Thursday, February 16, 2017

A High Monk's Passing 9- Construction Complete


A note on the sequencing..  I've made more than a few mistakes loading the raw files into LightRoom, selecting the ones to edit, doing the editing, converting them to jpgs, and then uploading the jpgs into the blog.  Some were lost, others morphed into a different chapter.  So I've dropped #7 and #8 in order to keep the order in which I've loaded the raw files unchanged.  LR hates file location or file name changes!

Early the next day, Wednesday. the construction looked complete.  Paper mache rock gardens, surrounded by flower arrangements topped with white peacocks, framed the main staircase and graced the front corners.  Pha Thep Weehsutthikwun's portrait had been placed to the right of the front staircase while in the background crypts containing the ashes of Thai royalty stood silently.  Thais- who always first waied  or prayed before his portrait, and visitors, gathered to look or walk around, pausing often to reflect or to take pictures.










The picture taking here was different from the usual head cocked to one side, big smile and flash a "V" routine.  Endless selfies of course, but more often, individuals, couples or groups would position themselves in front of the bier, looking respectful if not always somber, hands at their sides as their pictures were snapped.  Smart phones outnumbered traditional cameras 10-1 at least.


A sign of the times..  A monk pays his respect with a wai, while his cellphone is clasped between his outstretched fingers.

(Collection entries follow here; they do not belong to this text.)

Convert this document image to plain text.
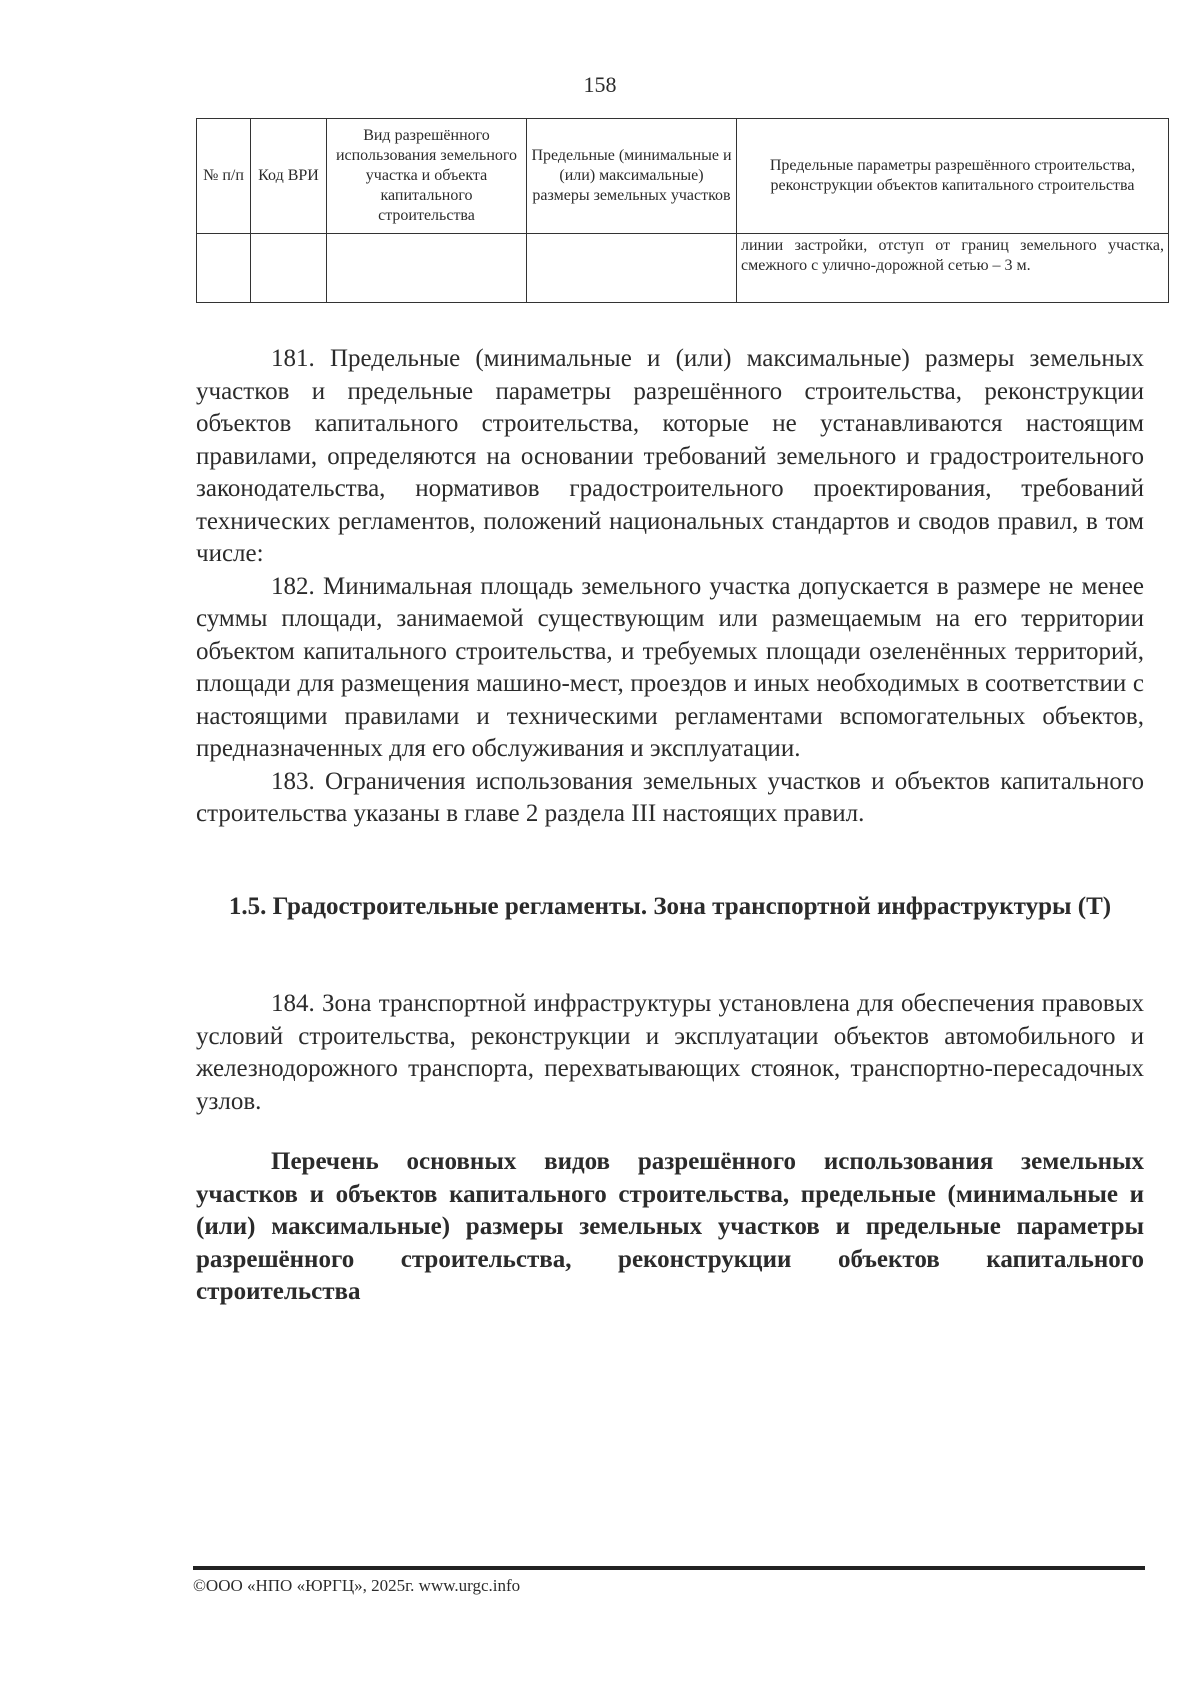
158
№ п/п	Код ВРИ	Вид разрешённого использования земельного участка и объекта капитального строительства	Предельные (минимальные и (или) максимальные) размеры земельных участков	Предельные параметры разрешённого строительства, реконструкции объектов капитального строительства
				линии застройки, отступ от границ земельного участка, смежного с улично-дорожной сетью – 3 м.

181. Предельные (минимальные и (или) максимальные) размеры земельных участков и предельные параметры разрешённого строительства, реконструкции объектов капитального строительства, которые не устанавливаются настоящим правилами, определяются на основании требований земельного и градостроительного законодательства, нормативов градостроительного проектирования, требований технических регламентов, положений национальных стандартов и сводов правил, в том числе:

182. Минимальная площадь земельного участка допускается в размере не менее суммы площади, занимаемой существующим или размещаемым на его территории объектом капитального строительства, и требуемых площади озеленённых территорий, площади для размещения машино-мест, проездов и иных необходимых в соответствии с настоящими правилами и техническими регламентами вспомогательных объектов, предназначенных для его обслуживания и эксплуатации.

183. Ограничения использования земельных участков и объектов капитального строительства указаны в главе 2 раздела III настоящих правил.

1.5. Градостроительные регламенты. Зона транспортной инфраструктуры (Т)

184. Зона транспортной инфраструктуры установлена для обеспечения правовых условий строительства, реконструкции и эксплуатации объектов автомобильного и железнодорожного транспорта, перехватывающих стоянок, транспортно-пересадочных узлов.

Перечень основных видов разрешённого использования земельных участков и объектов капитального строительства, предельные (минимальные и (или) максимальные) размеры земельных участков и предельные параметры разрешённого строительства, реконструкции объектов капитального строительства

©ООО «НПО «ЮРГЦ», 2025г. www.urgc.info
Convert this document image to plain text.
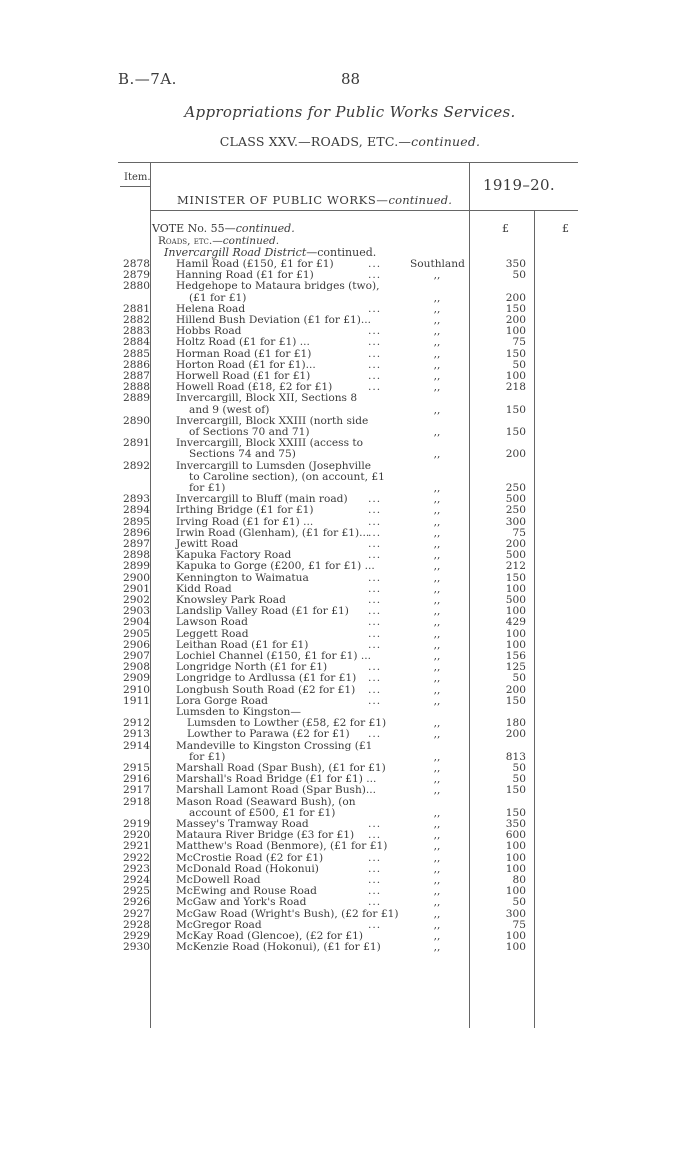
B.—7A.	88
Appropriations for Public Works Services.
CLASS XXV.—ROADS, ETC.—continued.
Item.	1919–20.
MINISTER OF PUBLIC WORKS—continued.
£	£
VOTE No. 55—continued.
Roads, etc.—continued.
Invercargill Road District—continued.
2878 Hamil Road (£150, £1 for £1)	...	Southland	350
2879 Hanning Road (£1 for £1)	...	,,	50
2880 Hedgehope to Mataura bridges (two),
(£1 for £1)	,,	200
2881 Helena Road	...	,,	150
2882 Hillend Bush Deviation (£1 for £1)...	,,	200
2883 Hobbs Road	...	,,	100
2884 Holtz Road (£1 for £1) ...	...	,,	75
2885 Horman Road (£1 for £1)	...	,,	150
2886 Horton Road (£1 for £1)...	...	,,	50
2887 Horwell Road (£1 for £1)	...	,,	100
2888 Howell Road (£18, £2 for £1)	...	,,	218
2889 Invercargill, Block XII, Sections 8
and 9 (west of)	,,	150
2890 Invercargill, Block XXIII (north side
of Sections 70 and 71)	,,	150
2891 Invercargill, Block XXIII (access to
Sections 74 and 75)	,,	200
2892 Invercargill to Lumsden (Josephville
to Caroline section), (on account, £1
for £1)	,,	250
2893 Invercargill to Bluff (main road) ...	,,	500
2894 Irthing Bridge (£1 for £1)	...	,,	250
2895 Irving Road (£1 for £1) ...	...	,,	300
2896 Irwin Road (Glenham), (£1 for £1)...
...	,,	75
2897 Jewitt Road	...	,,	200
2898 Kapuka Factory Road	...	,,	500
2899 Kapuka to Gorge (£200, £1 for £1) ...	,,	212
2900 Kennington to Waimatua	...	,,	150
2901 Kidd Road	...	,,	100
2902 Knowsley Park Road	...	,,	500
2903 Landslip Valley Road (£1 for £1) ...	,,	100
2904 Lawson Road	...	,,	429
2905 Leggett Road	...	,,	100
2906 Leithan Road (£1 for £1)	...	,,	100
2907 Lochiel Channel (£150, £1 for £1) ...	,,	156
2908 Longridge North (£1 for £1)	...	,,	125
2909 Longridge to Ardlussa (£1 for £1) ...	,,	50
2910 Longbush South Road (£2 for £1) ...	,,	200
1911 Lora Gorge Road	...	,,	150
Lumsden to Kingston—
2912	Lumsden to Lowther (£58, £2 for £1)	,,	180
2913	Lowther to Parawa (£2 for £1) ...	,,	200
2914 Mandeville to Kingston Crossing (£1
for £1)	,,	813
2915 Marshall Road (Spar Bush), (£1 for £1)	,,	50
2916 Marshall's Road Bridge (£1 for £1) ...	,,	50
2917 Marshall Lamont Road (Spar Bush)...	,,	150
2918 Mason Road (Seaward Bush), (on
account of £500, £1 for £1)	,,	150
2919 Massey's Tramway Road	...	,,	350
2920 Mataura River Bridge (£3 for £1) ...	,,	600
2921 Matthew's Road (Benmore), (£1 for £1)	,,	100
2922 McCrostie Road (£2 for £1)	...	,,	100
2923 McDonald Road (Hokonui)	...	,,	100
2924 McDowell Road	...	,,	80
2925 McEwing and Rouse Road	...	,,	100
2926 McGaw and York's Road	...	,,	50
2927 McGaw Road (Wright's Bush), (£2 for £1)	,,	300
2928 McGregor Road	...	,,	75
2929 McKay Road (Glencoe), (£2 for £1)	,,	100
2930 McKenzie Road (Hokonui), (£1 for £1)	,,	100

While Wednesday's early morning visitors at Wat Suandok probably numbered in the dozens, at Wat Buph Pharam in downtown Chiangmai, hundreds were already gathering for a morning of prayer, remembrance and millenniums old ritual.  Around noon Pha Thep Weehsutthikwun's casket, to be accompanied by thousands of local devotees and high ranking monks from across Thailand, would begin the five mile, hours long, procession to Wat Suandok.  His arrival and interment atop the bier would begin three days of mourning and celebration here before his cremation Saturday evening.